Alberto Aveleyra , our guide and an anthropolist as well, drove the van to the visitor’s center, telling us about the site on the way. Cañada de la Virgen is an unusual archeological site, a public national site in the midst of private land. How did that happen? The story goes ——
In the 1990s, a German woman, descendant of steel producers during WWII, acquired an 18,000-acre ex-hacienda in the valley west of San Miguel. The story of Cañada de la Virgen’s 1998 “discovery” is that a cowboy rode to the top of a “mound” to look for his cattle from a higher vantage point. His horse found solid footing as it stepped up this mound, which turned out to be the pyramid’s stairs, buried under many feet of dirt and overgrown vegetation. The Mexican government then acquired the 40 acres that includes Cañada de la Virgen and official excavation began in 2002. Public access through the private property to the pyramids was negotiated and visitors began arriving in 2011. To accommodate this private/public arrangement, visitors ride a shuttle bus (aka van) from the visitors’ center to a drop-off location near the site.
From the drop-off point, it is a 30-minute uphill walk along a road, of sorts, and then through a gate.
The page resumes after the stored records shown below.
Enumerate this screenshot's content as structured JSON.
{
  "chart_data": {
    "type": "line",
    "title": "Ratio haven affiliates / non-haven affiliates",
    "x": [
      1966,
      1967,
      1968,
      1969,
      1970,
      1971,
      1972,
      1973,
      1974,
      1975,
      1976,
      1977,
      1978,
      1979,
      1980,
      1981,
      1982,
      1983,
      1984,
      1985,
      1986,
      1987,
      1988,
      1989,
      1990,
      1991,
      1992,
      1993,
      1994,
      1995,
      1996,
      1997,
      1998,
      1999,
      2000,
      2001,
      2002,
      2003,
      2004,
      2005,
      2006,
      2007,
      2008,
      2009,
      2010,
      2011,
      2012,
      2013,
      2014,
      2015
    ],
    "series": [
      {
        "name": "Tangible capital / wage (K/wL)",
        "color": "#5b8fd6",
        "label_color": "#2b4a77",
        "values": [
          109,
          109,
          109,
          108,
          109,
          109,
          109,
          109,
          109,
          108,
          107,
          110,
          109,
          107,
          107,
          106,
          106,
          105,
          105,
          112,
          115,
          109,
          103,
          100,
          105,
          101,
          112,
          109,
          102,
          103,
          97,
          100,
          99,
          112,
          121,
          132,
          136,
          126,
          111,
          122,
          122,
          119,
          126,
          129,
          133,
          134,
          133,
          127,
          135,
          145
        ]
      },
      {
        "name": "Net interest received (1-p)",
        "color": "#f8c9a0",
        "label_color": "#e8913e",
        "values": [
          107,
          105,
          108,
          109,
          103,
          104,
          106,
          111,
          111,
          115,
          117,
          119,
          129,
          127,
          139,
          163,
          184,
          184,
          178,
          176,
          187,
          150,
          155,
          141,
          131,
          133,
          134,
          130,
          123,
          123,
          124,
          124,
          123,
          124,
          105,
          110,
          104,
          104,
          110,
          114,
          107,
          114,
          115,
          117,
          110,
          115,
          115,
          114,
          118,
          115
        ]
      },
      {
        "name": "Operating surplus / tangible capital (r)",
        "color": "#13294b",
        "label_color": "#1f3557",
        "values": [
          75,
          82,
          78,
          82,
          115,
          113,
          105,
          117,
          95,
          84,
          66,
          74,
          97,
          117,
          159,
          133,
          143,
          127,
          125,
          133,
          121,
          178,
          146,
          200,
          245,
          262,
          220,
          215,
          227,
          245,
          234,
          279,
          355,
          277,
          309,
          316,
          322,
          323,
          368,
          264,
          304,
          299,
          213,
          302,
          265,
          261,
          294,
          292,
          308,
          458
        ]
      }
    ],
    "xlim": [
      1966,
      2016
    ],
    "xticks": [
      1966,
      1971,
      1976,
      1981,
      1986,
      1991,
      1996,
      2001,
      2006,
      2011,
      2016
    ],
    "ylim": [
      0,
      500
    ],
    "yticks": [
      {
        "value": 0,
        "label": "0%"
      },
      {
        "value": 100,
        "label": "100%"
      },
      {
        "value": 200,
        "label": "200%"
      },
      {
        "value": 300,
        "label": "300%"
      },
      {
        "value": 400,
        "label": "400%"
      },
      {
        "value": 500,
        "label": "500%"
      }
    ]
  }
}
Cañada de la Virgen sits upon a small mesa ( a small plateau) surrounded by canyons. The site was built by the Otomí Indians and occupied between 540 and 1050 A.D. There are three main architectural complexes on the site as well as what has been determined to be ceremonial spaces, residences, and burial grounds.
Cañada de la Virgen is not as famous or grand as most of the Mayan and Aztec archeological sites in Latin America, but because of its unusual joint public/private ownership, it is much quieter and tranquil. The number of tours and visitors are limited to respect (or because of) the private ranch land that surrounds the site. Our little group of ten was nearly alone the entire time.
Standing at the top of those steps, we were actually standing on a wall that rims an inner flat area that may have been an arena or ceremonial place.
From the vantage point of the House of the Thirteen Heavens, it was possible to see the other structures —
Albert was an excellent guide. He told us so much, but I have forgotten most of it by now. 🙁 The Otomi Indians were devoted sky watchers and used their astronomical knowledge to form their religious beliefs and govern their society, passing the information down through generations. The pyramid and structures are situated and designed to align with movements of the moon, and especially the sun’s position on the equinoxes and solstices. For example, “the site faces the celestial north, where the stars spin around in a circle throughout the year. The moon moves up the stairs of the pyramid as its cycle advances. It rises and falls perfectly in pyramid notches at key times in the lunar calendar and during solstice periods it turns out that the planets are lined up as well.” (Wikipedia)
The day was not over yet. We walked back down the path to meet the van and return to the visitors center.
From there we were treated to one of the bumpiest rides ever. The van drove us to a ranch for lunch, included with the tour.
Our lunch was a “ranch style meal”, consisting of fresh tortillas en el comal, rice, beans, scrambled eggs, fresh salsas, guacamole, and freshly made cheese, quesadillas, salad, and potatoes.
This symbol seemed to be important to Cañada de la Virgen, but I don’t what it represented. I saw it on a map and a sign (and took a photo), but there was no explanation. Just thought it was an interesting design.
To walk around a place as old as Cañada de la Virgen was fascinating. To see grand structures that were built only by human hands and learn about an indigenous society with an advanced understanding and use of the interplay between agriculture, astronomy and architecture is remarkable. I have enormous respect for a society that was able to live in harmony with nature.